Quando a Crusoé publicou o e-mail, Toffoli ameaçou censurar a revista e o site O Antagonista, abrindo, porém, um inquérito por “fake news” para apurar supostos crimes contra os juízes do STF. Um escândalo, que virou capa de ISTOÉ. Afinal, quem deve abrir inquérito é o MPF, já que o STF julga os processos. Nesse caso, o STF ficou com a missão de investigar, julgar e condenar. Uma medida inconstitucional, mas Toffoli deixou o abacaxi para o ministro Alexandre de Moraes descascar. Uma trapalhada jurídica atrás da outra. Em recente entrevista, o presidente do STF tentou justificar ao dizer que no inquérito aberto no Supremo ele obteve “gravíssimas” informações na deep web sobre as ameaças aos ministros do STF. Ele informou que o assunto será encaminhado ao Ministério Público.

Os desmandos não se restringem ao STF. Os demais tribunais também são pródigos em promover aberrações jurídicas que provocam estranheza aos que desejam um Poder Judiciário livre de malfeitos. O Superior Tribunal de Justiça (STJ) é outra corte submersa em suspeitas de atos irregulares que a Lava Toga quer desvendar. O ex-ministro Cesar Asfor Rocha teria recebido propinas no valor de R$ 5 milhões da Camargo Corrêa para arquivar a Operação Castelo de Areia, de 2009, na qual a construtora era acusada de pagar propinas para políticos que beneficiavam a empresa em obras públicas superfaturadas. A denúncia do pagamento do suborno foi apresentada pelo ex-ministro de Lula, Antônio Palocci, que fez delação premiada para se livrar da cadeia recentemente. De acordo com a delação, ele mesmo foi beneficiado com propinas no valor de R$ 1,5 milhão. Ou seja, falou com conhecimento de causa. Nesse caso, o PT ganhou R$ 50 milhões da Camargo Corrêa para campanhas eleitorais, incluindo a da primeira eleição de Dilma Rousseff em 2010.

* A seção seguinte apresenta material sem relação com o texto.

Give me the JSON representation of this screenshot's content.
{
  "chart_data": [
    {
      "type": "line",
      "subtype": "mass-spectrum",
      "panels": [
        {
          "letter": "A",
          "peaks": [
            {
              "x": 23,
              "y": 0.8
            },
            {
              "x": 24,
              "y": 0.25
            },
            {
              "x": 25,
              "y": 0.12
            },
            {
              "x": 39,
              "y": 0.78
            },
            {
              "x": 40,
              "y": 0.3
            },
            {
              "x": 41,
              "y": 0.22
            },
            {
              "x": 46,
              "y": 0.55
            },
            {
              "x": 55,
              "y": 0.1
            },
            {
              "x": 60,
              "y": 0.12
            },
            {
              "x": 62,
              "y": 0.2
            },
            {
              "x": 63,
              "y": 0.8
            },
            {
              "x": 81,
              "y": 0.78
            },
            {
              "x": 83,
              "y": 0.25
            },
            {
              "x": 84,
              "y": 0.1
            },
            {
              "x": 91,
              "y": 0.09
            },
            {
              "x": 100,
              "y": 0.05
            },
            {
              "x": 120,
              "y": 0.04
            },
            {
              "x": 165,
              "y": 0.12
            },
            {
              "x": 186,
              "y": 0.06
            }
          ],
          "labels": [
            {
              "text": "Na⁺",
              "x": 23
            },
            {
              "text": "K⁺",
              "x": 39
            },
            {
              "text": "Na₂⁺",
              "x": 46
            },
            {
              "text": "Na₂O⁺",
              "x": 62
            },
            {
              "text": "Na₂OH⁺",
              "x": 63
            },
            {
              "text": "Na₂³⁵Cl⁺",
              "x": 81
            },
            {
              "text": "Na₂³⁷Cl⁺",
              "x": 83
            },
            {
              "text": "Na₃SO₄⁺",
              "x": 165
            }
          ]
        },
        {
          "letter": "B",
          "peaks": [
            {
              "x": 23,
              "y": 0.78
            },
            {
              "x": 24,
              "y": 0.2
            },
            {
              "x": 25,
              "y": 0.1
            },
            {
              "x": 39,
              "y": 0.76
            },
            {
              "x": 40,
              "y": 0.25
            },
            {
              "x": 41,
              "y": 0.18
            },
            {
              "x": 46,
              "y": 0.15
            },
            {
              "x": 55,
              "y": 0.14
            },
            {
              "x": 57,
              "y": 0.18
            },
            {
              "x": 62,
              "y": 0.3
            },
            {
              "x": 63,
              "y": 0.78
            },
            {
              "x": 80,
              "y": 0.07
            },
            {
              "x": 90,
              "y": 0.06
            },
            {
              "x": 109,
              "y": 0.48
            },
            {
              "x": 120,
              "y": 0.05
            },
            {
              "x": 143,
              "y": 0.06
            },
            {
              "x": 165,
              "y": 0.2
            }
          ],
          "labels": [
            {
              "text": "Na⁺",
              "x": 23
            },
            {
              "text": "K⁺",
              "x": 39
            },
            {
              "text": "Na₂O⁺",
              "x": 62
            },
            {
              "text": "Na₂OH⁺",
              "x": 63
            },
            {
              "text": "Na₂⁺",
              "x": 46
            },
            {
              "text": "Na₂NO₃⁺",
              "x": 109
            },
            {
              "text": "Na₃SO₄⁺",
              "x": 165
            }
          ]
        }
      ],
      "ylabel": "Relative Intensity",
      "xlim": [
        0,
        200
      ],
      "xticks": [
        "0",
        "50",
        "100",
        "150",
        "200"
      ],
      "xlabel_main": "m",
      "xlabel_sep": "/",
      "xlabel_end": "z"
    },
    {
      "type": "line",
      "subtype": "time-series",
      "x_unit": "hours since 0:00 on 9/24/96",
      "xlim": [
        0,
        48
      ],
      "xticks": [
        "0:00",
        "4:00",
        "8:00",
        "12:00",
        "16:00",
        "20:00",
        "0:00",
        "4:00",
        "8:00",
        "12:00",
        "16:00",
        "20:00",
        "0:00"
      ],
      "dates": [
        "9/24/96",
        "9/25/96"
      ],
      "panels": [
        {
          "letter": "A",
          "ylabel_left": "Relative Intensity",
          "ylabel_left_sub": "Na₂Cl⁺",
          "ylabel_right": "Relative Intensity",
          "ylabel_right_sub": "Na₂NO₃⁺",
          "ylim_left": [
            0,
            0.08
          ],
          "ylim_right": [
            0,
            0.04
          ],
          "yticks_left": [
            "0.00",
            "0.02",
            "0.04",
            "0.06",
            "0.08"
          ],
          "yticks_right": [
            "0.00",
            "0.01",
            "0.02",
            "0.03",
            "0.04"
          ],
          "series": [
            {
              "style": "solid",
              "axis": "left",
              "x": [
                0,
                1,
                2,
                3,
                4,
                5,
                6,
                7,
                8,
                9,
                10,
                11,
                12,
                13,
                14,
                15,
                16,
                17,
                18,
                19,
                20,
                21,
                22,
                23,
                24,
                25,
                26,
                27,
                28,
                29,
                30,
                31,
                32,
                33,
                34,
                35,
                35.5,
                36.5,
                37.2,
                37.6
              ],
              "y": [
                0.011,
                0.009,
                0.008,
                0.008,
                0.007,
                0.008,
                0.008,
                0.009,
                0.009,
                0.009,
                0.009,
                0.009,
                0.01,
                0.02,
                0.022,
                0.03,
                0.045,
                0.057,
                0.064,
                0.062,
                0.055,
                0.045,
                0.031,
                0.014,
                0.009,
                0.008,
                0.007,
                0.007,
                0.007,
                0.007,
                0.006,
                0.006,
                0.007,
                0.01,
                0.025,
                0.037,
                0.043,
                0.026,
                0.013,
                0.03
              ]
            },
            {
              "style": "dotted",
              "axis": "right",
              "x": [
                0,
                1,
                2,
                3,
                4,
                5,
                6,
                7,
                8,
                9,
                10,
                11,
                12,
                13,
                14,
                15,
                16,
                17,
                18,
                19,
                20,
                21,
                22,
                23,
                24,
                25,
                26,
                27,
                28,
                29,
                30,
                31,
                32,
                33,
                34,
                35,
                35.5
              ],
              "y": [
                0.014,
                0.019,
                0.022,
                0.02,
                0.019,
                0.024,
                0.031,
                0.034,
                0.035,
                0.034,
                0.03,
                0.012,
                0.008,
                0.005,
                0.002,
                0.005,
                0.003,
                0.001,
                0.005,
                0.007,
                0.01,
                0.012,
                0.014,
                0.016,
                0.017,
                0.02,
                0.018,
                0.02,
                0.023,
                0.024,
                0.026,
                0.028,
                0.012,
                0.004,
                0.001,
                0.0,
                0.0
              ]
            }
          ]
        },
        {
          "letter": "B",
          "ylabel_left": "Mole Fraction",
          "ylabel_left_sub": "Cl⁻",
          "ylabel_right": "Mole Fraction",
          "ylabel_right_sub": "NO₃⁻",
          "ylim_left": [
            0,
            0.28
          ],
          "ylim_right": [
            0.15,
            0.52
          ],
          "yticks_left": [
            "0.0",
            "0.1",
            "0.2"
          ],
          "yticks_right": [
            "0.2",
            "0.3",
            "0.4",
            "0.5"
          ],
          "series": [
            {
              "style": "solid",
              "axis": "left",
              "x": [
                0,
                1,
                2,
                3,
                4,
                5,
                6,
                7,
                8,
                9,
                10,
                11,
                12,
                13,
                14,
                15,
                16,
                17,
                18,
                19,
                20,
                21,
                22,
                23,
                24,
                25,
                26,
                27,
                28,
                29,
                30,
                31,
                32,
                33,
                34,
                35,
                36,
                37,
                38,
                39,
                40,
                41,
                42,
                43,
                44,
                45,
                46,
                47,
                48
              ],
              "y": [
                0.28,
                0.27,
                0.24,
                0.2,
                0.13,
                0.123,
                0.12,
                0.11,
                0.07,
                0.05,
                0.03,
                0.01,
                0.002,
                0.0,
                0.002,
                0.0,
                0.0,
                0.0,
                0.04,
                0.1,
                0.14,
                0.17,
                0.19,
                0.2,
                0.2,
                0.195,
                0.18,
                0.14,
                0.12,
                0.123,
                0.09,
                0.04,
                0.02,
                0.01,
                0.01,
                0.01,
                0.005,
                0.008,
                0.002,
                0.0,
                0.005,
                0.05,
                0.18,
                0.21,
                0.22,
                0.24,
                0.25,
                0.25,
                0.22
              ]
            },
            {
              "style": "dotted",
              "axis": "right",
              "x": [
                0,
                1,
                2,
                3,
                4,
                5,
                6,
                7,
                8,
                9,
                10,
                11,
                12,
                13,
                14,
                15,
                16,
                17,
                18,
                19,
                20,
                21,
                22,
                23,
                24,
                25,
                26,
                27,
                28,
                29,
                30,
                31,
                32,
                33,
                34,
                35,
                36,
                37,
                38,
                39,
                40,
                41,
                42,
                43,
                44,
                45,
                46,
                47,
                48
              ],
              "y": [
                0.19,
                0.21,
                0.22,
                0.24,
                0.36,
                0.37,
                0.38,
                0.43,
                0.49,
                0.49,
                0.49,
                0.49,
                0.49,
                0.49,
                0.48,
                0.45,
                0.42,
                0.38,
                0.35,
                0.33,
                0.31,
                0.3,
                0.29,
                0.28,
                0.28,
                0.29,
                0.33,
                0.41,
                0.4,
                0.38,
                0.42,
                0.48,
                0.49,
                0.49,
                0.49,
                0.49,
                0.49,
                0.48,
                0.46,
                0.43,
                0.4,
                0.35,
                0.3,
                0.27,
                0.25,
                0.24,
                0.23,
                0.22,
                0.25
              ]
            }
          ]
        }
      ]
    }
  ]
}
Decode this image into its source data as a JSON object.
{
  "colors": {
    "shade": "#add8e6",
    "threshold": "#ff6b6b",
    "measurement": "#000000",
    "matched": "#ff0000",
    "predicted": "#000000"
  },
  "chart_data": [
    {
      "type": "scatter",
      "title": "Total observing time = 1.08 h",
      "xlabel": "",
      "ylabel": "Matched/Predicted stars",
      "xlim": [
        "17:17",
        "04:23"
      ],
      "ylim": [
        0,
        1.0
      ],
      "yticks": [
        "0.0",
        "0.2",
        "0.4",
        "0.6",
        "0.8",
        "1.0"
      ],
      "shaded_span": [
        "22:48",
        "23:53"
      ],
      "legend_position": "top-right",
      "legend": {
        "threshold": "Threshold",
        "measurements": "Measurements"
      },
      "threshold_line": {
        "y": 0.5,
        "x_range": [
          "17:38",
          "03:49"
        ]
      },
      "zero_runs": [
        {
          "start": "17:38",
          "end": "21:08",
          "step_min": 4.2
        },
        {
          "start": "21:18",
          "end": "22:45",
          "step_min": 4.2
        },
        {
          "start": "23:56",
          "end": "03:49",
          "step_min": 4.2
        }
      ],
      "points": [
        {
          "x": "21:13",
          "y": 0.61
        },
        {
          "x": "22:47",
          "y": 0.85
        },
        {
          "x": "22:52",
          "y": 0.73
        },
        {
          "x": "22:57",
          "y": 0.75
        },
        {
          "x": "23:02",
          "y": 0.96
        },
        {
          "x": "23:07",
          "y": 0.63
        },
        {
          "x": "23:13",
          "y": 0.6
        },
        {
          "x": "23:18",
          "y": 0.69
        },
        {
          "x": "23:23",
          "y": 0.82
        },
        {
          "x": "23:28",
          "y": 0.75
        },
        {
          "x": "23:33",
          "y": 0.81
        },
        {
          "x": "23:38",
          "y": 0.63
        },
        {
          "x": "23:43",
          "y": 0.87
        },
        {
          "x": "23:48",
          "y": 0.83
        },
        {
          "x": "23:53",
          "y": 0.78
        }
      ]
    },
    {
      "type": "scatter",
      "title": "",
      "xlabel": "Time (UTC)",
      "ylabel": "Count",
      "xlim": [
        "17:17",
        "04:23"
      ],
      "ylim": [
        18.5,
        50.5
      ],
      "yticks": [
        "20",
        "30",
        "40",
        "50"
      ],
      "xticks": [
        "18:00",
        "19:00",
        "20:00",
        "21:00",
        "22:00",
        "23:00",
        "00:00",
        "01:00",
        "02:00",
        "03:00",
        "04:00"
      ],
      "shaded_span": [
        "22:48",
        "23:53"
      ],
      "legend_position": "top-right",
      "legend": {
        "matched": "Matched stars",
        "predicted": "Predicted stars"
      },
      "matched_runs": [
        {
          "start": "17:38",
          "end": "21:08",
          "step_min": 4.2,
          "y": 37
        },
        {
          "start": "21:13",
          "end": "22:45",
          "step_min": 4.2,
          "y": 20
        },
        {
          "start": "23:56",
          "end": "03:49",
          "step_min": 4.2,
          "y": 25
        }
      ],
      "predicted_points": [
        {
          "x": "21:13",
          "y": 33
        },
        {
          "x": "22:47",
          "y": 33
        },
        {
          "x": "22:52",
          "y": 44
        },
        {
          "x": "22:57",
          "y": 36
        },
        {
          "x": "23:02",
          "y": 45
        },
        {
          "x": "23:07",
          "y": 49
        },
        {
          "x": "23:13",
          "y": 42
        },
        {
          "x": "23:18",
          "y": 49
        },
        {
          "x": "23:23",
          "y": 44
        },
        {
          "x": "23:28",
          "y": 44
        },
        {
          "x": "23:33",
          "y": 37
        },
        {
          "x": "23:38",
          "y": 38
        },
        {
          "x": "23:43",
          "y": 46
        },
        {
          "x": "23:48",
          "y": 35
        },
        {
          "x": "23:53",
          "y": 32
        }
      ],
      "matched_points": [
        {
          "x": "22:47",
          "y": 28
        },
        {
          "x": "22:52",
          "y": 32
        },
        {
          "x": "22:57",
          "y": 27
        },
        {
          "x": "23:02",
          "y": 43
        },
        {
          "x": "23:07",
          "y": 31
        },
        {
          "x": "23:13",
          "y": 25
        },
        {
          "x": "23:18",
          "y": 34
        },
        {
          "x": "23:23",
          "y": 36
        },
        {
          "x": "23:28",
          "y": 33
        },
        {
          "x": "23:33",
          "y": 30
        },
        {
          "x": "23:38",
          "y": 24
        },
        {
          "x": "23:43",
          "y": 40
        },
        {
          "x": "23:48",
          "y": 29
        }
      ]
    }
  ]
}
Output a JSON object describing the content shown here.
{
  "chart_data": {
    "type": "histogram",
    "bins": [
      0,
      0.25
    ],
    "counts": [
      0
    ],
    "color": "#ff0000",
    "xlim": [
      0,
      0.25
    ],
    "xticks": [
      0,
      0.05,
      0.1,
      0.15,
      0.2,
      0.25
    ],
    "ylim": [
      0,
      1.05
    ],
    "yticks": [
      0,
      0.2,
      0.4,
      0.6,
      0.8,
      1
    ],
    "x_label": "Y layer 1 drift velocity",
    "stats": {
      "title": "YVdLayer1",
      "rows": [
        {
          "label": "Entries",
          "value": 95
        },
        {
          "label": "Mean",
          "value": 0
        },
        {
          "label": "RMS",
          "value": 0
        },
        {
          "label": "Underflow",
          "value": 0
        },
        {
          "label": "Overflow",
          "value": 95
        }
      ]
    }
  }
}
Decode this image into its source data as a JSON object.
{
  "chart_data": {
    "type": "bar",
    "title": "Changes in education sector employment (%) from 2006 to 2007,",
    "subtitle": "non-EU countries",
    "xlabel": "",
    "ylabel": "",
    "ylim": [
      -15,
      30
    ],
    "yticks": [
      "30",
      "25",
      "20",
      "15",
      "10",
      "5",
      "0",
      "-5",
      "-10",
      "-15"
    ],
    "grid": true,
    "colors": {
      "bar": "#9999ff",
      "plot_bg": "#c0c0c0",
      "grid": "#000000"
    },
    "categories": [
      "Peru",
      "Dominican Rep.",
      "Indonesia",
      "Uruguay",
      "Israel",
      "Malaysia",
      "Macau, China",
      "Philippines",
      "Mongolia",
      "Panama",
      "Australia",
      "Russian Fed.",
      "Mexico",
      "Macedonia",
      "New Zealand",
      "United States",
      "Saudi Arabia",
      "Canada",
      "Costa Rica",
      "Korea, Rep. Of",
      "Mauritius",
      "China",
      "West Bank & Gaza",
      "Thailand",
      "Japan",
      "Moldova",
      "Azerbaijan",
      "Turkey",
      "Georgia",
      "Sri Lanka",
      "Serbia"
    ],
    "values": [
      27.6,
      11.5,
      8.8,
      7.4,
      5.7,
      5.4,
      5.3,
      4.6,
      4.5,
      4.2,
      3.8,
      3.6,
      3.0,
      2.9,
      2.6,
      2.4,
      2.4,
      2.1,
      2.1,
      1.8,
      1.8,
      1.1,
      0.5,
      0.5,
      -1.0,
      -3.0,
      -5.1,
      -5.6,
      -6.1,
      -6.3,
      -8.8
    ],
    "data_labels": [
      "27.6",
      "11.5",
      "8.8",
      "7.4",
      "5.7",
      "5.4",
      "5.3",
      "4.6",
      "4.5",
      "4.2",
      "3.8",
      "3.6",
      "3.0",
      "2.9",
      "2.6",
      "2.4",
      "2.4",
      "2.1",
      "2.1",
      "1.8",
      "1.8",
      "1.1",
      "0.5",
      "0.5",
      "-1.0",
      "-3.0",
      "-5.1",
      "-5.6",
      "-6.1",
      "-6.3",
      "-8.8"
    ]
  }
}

Um dos maiores argumentos contrários à Lava Toga é o de que a investigação não faria bem ao Brasil no momento em que se tenta soerguer a economia. Há quem diga também que trata-se de uma tentativa de emparedar o Supremo de modo a constranger ou impedir o exercício pleno do seu papel “contramajoritário” que lhe foi conferido pela Constituição Federal. Mas a pergunta que deve ser feita é: é justificável existir um Poder intocado na nossa República? Os integrantes do Judiciário não deveriam constituir uma casta de cidadãos imune a críticas ou ao sistema de freios e contrapesos. Quando cometem equívocos, deslizes ou desvios precisam sim ser submetidos aos mesmos procedimentos adotados a todos os brasileiros. Assim, romper a última fronteira do setor público que resiste ao escrutínio público, ao qual as investigações sobre malfeitos, como a corrupção, jamais e em tempo algum alcançaram, é sim mais do que necessário. Blindar a toga significa obnubilar os destinos do País.

Na trilha de Lalau

O ex-juiz Nicolau dos Santos Neto é um exemplo vivo do que uma investigação pode fazer para a limpeza na Justiça. Conhecido como Lalau, ele foi alvo da CPI do Judiciário de 1998, quando os senadores descobriram que ele desviou R$ 169,5 milhões da construção do Fórum Trabalhista de São Paulo. Acabou condenado a 26 anos de cadeia e hoje cumpre prisão domiciliar.